Oh you focused on the “polishing” and not the “there’s nothing to show” part
People good at their jobs because they do their job: nothing on github
People in the business of performance theatre because they dont have a job to be good at: plenty on github. It can be legit code they wrote, that was not the point at all.
I don't like the idea that every developer has to have code on github. If they want to code for work and nothing more, then that's fine and shouldn't disqualify them from any jobs. We shouldn't expect people to spend years of employment building up a portfolio for the next time they're looking for a job.
However, I don't see how looking at the code people write isn't informative. You can see many things, from small-scale code style decisions to how they structure an application just from looking through their github profile.
Writing code isn't a performance, it's literally what you want to pay them for.
Of the people with code on github, a lot of that is forked projects with small contributions, and the rest is small convenience or learning projects that werent meant for scrutiny. If its curated its because they are making a performance that also has nothing to do with being with an employee before meeting you.
Github presence is just a non signal. Thats the only point.
We agree that if you have a different way to see how theyll actually structure code for you, then its useful
Okay, so you've addressed profiles with low-quality code and curated portfolios; but what about normal people who just put their projects on the platform? Their profiles will be a good representation of how they generally do things.
The stuff I have on Github is a mix of university projects (about 30 years ago), forked stuff I keep in sync with main repo (just in case they go away), a couple of half baked projects that I occasionally touch on rainy days and lack the rigeur of what gets deployed into production at work.
But hey, maybe HR will be happy I have a GitHub account.
Depends on what they have on there though, my GitHub mostly has projects from ~2010 when I was a very different engineer to the one I am now (this was before my first dev job)
But commits are timestamped though?

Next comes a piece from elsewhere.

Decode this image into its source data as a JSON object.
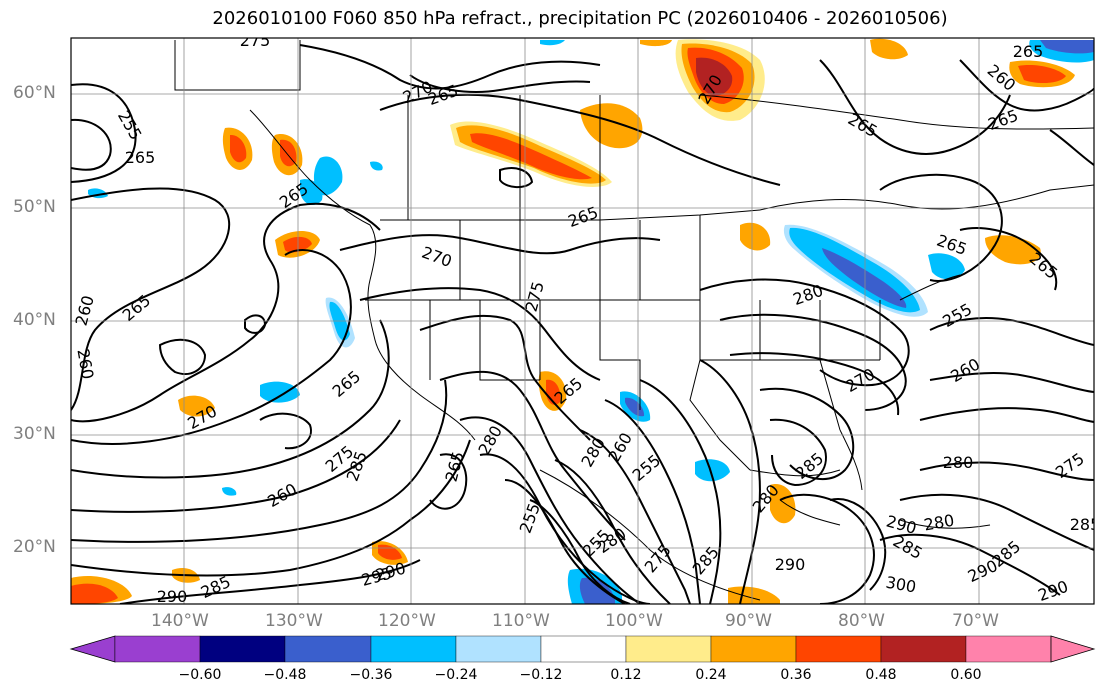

It's easy to see if a github profile is active or not, and which projects likely represent someones current level of skill.

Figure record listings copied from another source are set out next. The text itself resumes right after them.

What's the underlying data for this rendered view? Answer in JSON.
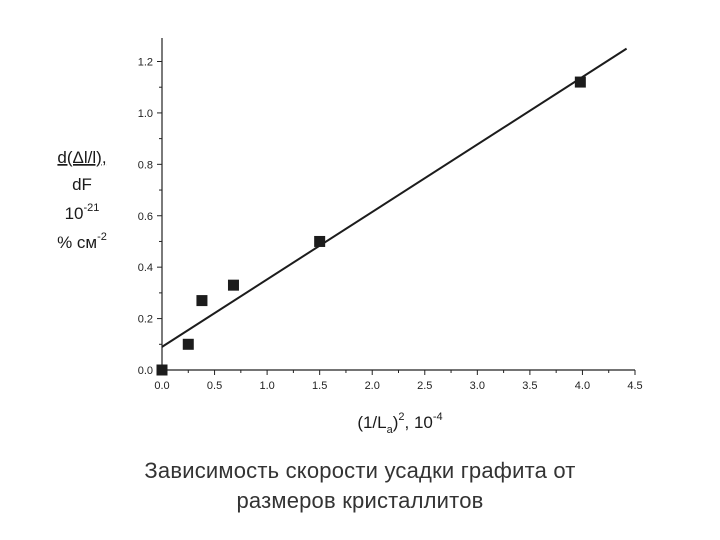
{
  "chart_data": {
    "type": "scatter",
    "x_ticks": [
      "0.0",
      "0.5",
      "1.0",
      "1.5",
      "2.0",
      "2.5",
      "3.0",
      "3.5",
      "4.0",
      "4.5"
    ],
    "y_ticks": [
      "0.0",
      "0.2",
      "0.4",
      "0.6",
      "0.8",
      "1.0",
      "1.2"
    ],
    "xlim": [
      0,
      4.5
    ],
    "ylim": [
      0,
      1.3
    ],
    "points": [
      {
        "x": 0.0,
        "y": 0.0
      },
      {
        "x": 0.25,
        "y": 0.1
      },
      {
        "x": 0.38,
        "y": 0.27
      },
      {
        "x": 0.68,
        "y": 0.33
      },
      {
        "x": 1.5,
        "y": 0.5
      },
      {
        "x": 3.98,
        "y": 1.12
      }
    ],
    "fit_line": {
      "x1": 0.0,
      "y1": 0.09,
      "x2": 4.42,
      "y2": 1.25
    },
    "ylabel": {
      "line1": "d(Δl/l),",
      "line2": "dF",
      "line3_base": "10",
      "line3_sup": "-21",
      "line4_base": "% см",
      "line4_sup": "-2"
    },
    "xlabel": {
      "part1": "(1/L",
      "sub": "a",
      "part2": ")",
      "sup1": "2",
      "part3": ", 10",
      "sup2": "-4"
    },
    "grid": false,
    "marker_color": "#1c1c1c",
    "line_color": "#1c1c1c"
  },
  "caption": {
    "line1": "Зависимость скорости усадки графита от",
    "line2": "размеров кристаллитов"
  }
}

> People good at their jobs because they do their job: nothing on github
Even better if they have both, worked on open-source projects or have created useful open-source software used by other companies and are already working in their other job(s) or have personal real-world projects they can point to; which those are clear advantages and a simple quick filter to use.
No need to ask about frivolous leetcode questions around re-implementing sorting algorithms or wasting more time asking the candidate to write proofs for those algorithms where realistically you're going to just import it from a library or look up the solution on StackOverflow.

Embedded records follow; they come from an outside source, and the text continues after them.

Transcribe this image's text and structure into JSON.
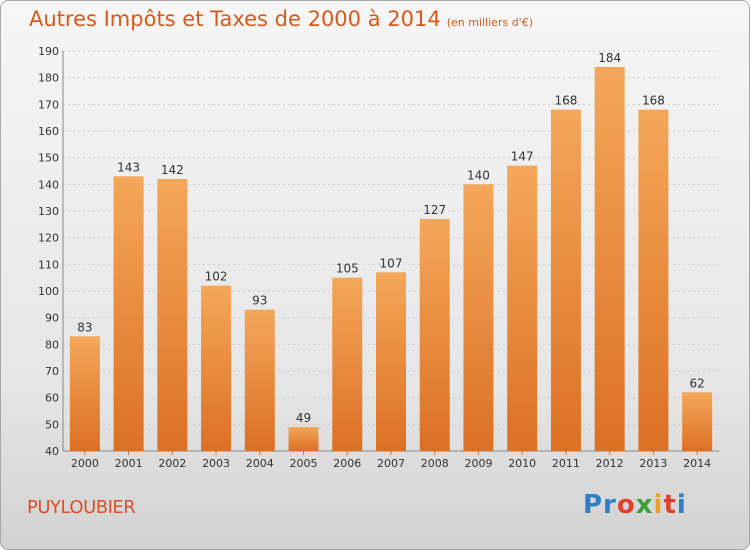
{
  "title": "Autres Impôts et Taxes de 2000 à 2014",
  "subtitle": "(en milliers d'€)",
  "commune": "PUYLOUBIER",
  "logo": {
    "p1": "Pr",
    "p2": "o",
    "p3": "x",
    "p4": "i",
    "p5": "t",
    "p6": "i"
  },
  "colors": {
    "bar_top": "#f4a75a",
    "bar_bottom": "#dc7024",
    "title": "#d85a1a",
    "grid": "#c8c8c8"
  },
  "chart_data": {
    "type": "bar",
    "categories": [
      "2000",
      "2001",
      "2002",
      "2003",
      "2004",
      "2005",
      "2006",
      "2007",
      "2008",
      "2009",
      "2010",
      "2011",
      "2012",
      "2013",
      "2014"
    ],
    "values": [
      83,
      143,
      142,
      102,
      93,
      49,
      105,
      107,
      127,
      140,
      147,
      168,
      184,
      168,
      62
    ],
    "ylim": [
      40,
      190
    ],
    "yticks": [
      40,
      50,
      60,
      70,
      80,
      90,
      100,
      110,
      120,
      130,
      140,
      150,
      160,
      170,
      180,
      190
    ],
    "grid": true
  }
}
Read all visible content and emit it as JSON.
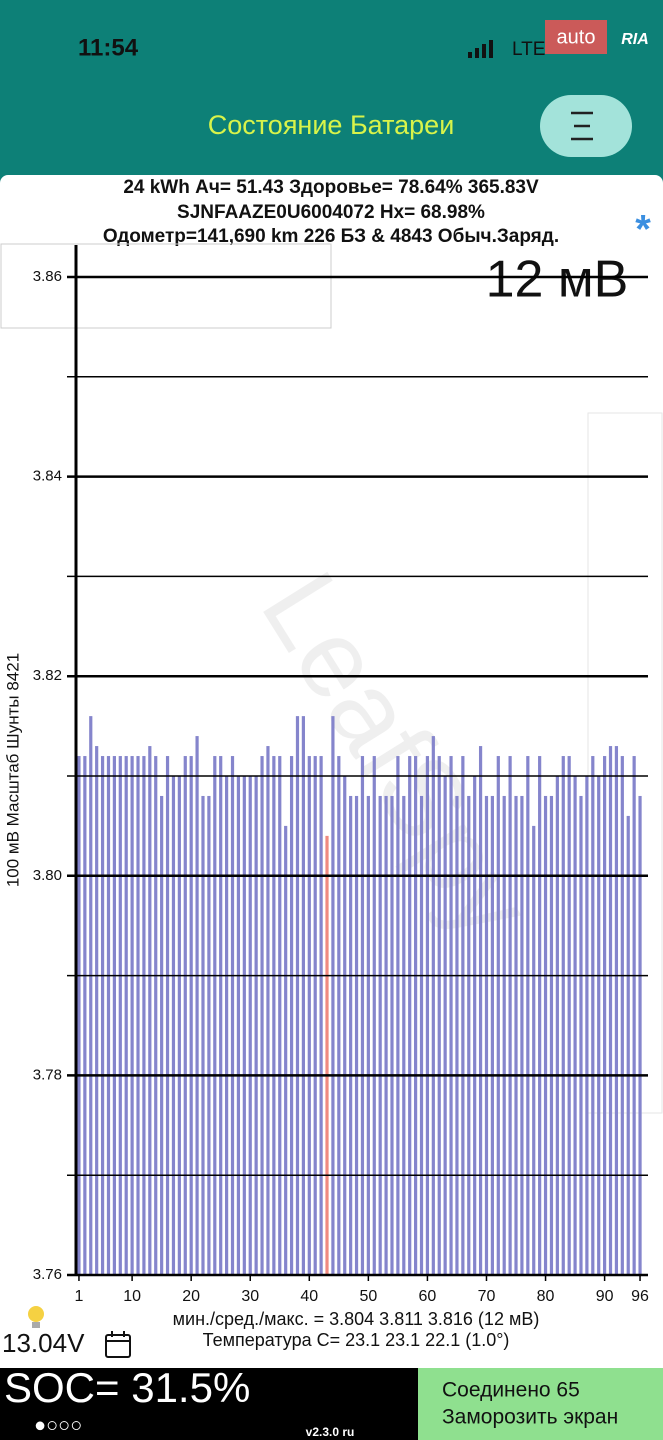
{
  "status_bar": {
    "time": "11:54",
    "network": "LTE",
    "watermark_auto": "auto",
    "watermark_ria": "RIA"
  },
  "header": {
    "title": "Состояние Батареи"
  },
  "info": {
    "line1": "24 kWh  Ач= 51.43  Здоровье= 78.64%  365.83V",
    "line2": "SJNFAAZE0U6004072   Hx= 68.98%",
    "line3": "Одометр=141,690 km 226 БЗ & 4843 Обыч.Заряд.",
    "marker": "*",
    "scale_label": "12 мВ"
  },
  "chart_data": {
    "type": "bar",
    "watermark": "LeafSpy",
    "y_label": "100 мВ Масштаб  Шунты 8421",
    "x": [
      1,
      2,
      3,
      4,
      5,
      6,
      7,
      8,
      9,
      10,
      11,
      12,
      13,
      14,
      15,
      16,
      17,
      18,
      19,
      20,
      21,
      22,
      23,
      24,
      25,
      26,
      27,
      28,
      29,
      30,
      31,
      32,
      33,
      34,
      35,
      36,
      37,
      38,
      39,
      40,
      41,
      42,
      43,
      44,
      45,
      46,
      47,
      48,
      49,
      50,
      51,
      52,
      53,
      54,
      55,
      56,
      57,
      58,
      59,
      60,
      61,
      62,
      63,
      64,
      65,
      66,
      67,
      68,
      69,
      70,
      71,
      72,
      73,
      74,
      75,
      76,
      77,
      78,
      79,
      80,
      81,
      82,
      83,
      84,
      85,
      86,
      87,
      88,
      89,
      90,
      91,
      92,
      93,
      94,
      95,
      96
    ],
    "values": [
      3.812,
      3.812,
      3.816,
      3.813,
      3.812,
      3.812,
      3.812,
      3.812,
      3.812,
      3.812,
      3.812,
      3.812,
      3.813,
      3.812,
      3.808,
      3.812,
      3.81,
      3.81,
      3.812,
      3.812,
      3.814,
      3.808,
      3.808,
      3.812,
      3.812,
      3.81,
      3.812,
      3.81,
      3.81,
      3.81,
      3.81,
      3.812,
      3.813,
      3.812,
      3.812,
      3.805,
      3.812,
      3.816,
      3.816,
      3.812,
      3.812,
      3.812,
      3.804,
      3.816,
      3.812,
      3.81,
      3.808,
      3.808,
      3.812,
      3.808,
      3.812,
      3.808,
      3.808,
      3.808,
      3.812,
      3.808,
      3.812,
      3.812,
      3.808,
      3.812,
      3.814,
      3.812,
      3.81,
      3.812,
      3.808,
      3.812,
      3.808,
      3.81,
      3.813,
      3.808,
      3.808,
      3.812,
      3.808,
      3.812,
      3.808,
      3.808,
      3.812,
      3.805,
      3.812,
      3.808,
      3.808,
      3.81,
      3.812,
      3.812,
      3.81,
      3.808,
      3.81,
      3.812,
      3.81,
      3.812,
      3.813,
      3.813,
      3.812,
      3.806,
      3.812,
      3.808
    ],
    "color": "#8585cc",
    "min_color": "#f08a80",
    "xlim": [
      0.5,
      96.5
    ],
    "xticks": [
      1,
      10,
      20,
      30,
      40,
      50,
      60,
      70,
      80,
      90,
      96
    ],
    "ylim": [
      3.76,
      3.86
    ],
    "yticks": [
      {
        "value": 3.76,
        "label": "3.76"
      },
      {
        "value": 3.78,
        "label": "3.78"
      },
      {
        "value": 3.8,
        "label": "3.80"
      },
      {
        "value": 3.82,
        "label": "3.82"
      },
      {
        "value": 3.84,
        "label": "3.84"
      },
      {
        "value": 3.86,
        "label": "3.86"
      }
    ],
    "yminor": [
      3.77,
      3.79,
      3.81,
      3.83,
      3.85
    ],
    "grid": true
  },
  "stats": {
    "minmax": "мин./сред./макс. = 3.804 3.811 3.816  (12 мВ)",
    "temperature": "Температура С= 23.1  23.1  22.1  (1.0°)",
    "voltage": "13.04V"
  },
  "footer": {
    "soc": "SOC= 31.5%",
    "dots": "●○○○",
    "version": "v2.3.0 ru",
    "connected": "Соединено 65",
    "freeze": "Заморозить экран"
  }
}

Unless you're Google, a FAAMNG company, university or general research related position or if the position isn't for a typical CRUD application development, then there is little to no justification for wasting everyone's time on pointless leet-code puzzles and this applies to the majority of companies.
People good at their jobs because they do their job: nothing on github
People in the business of performance theatre because they dont have a job to be good at: plenty on github. It can be legit code they wrote, that was not the point at all.